AdaMixT: Adaptive Weighted Mixture of Multi-Scale Expert Transformers for Time Series Forecasting
This work addresses forecasting challenges in domains like weather and traffic by introducing an incremental improvement in multi-scale feature fusion for time series models.
The paper tackled the problem of multivariate time series forecasting by proposing AdaMixT, which adaptively fuses multi-scale features using a mixture of expert transformers, resulting in improved performance across eight benchmarks such as Weather and Traffic datasets.

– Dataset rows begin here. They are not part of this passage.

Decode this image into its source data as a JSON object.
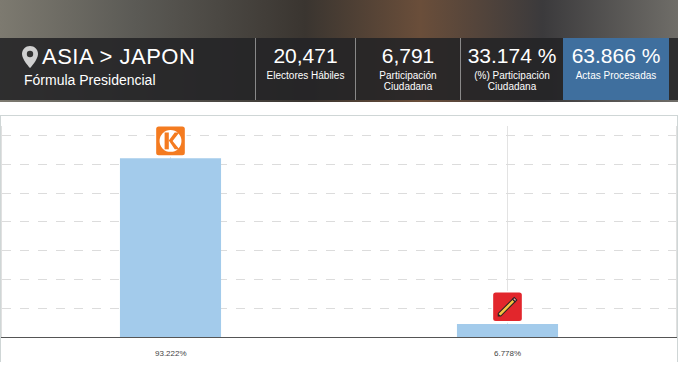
{
  "header": {
    "location": "ASIA > JAPON",
    "subtitle": "Fórmula Presidencial",
    "stats": [
      {
        "value": "20,471",
        "label": "Electores Hábiles"
      },
      {
        "value": "6,791",
        "label": "Participación Ciudadana"
      },
      {
        "value": "33.174 %",
        "label": "(%) Participación Ciudadana"
      },
      {
        "value": "63.866 %",
        "label": "Actas Procesadas"
      }
    ]
  },
  "chart_data": {
    "type": "bar",
    "categories": [
      null,
      null
    ],
    "values": [
      93.222,
      6.778
    ],
    "value_labels": [
      "93.222%",
      "6.778%"
    ],
    "data_labels": true,
    "color": "#a3cbeb",
    "ylim": [
      0,
      110
    ],
    "yticks": [
      0,
      15,
      30,
      45,
      60,
      75,
      90,
      105
    ],
    "grid": true,
    "tick_labels": false
  }
}
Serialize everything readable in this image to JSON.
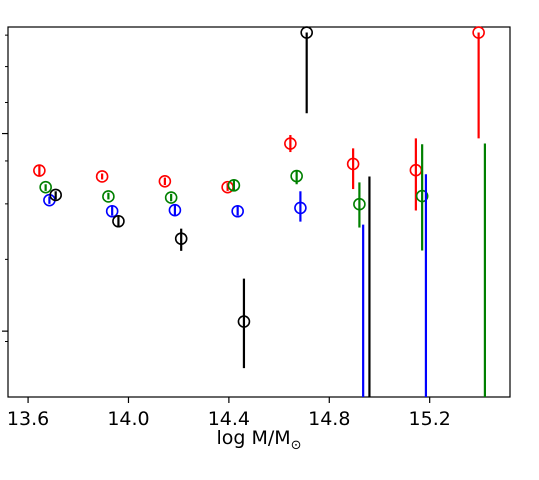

Multivariate time series forecasting involves predicting future values based on historical observations. However, existing approaches primarily rely on predefined single-scale patches or lack effective mechanisms for multi-scale feature fusion. These limitations hinder them from fully capturing the complex patterns inherent in time series, leading to constrained performance and insufficient generalizability. To address these challenges, we propose a novel architecture named Adaptive Weighted Mixture of Multi-Scale Expert Transformers (AdaMixT). Specifically, AdaMixT introduces various patches and leverages both General Pre-trained Models (GPM) and Domain-specific Models (DSM) for multi-scale feature extraction. To accommodate the heterogeneity of temporal features, AdaMixT incorporates a gating network that dynamically allocates weights among different experts, enabling more accurate predictions through adaptive multi-scale fusion. Comprehensive experiments on eight widely used benchmarks, including Weather, Traffic, Electricity, ILI, and four ETT datasets, consistently demonstrate the effectiveness of AdaMixT in real-world scenarios.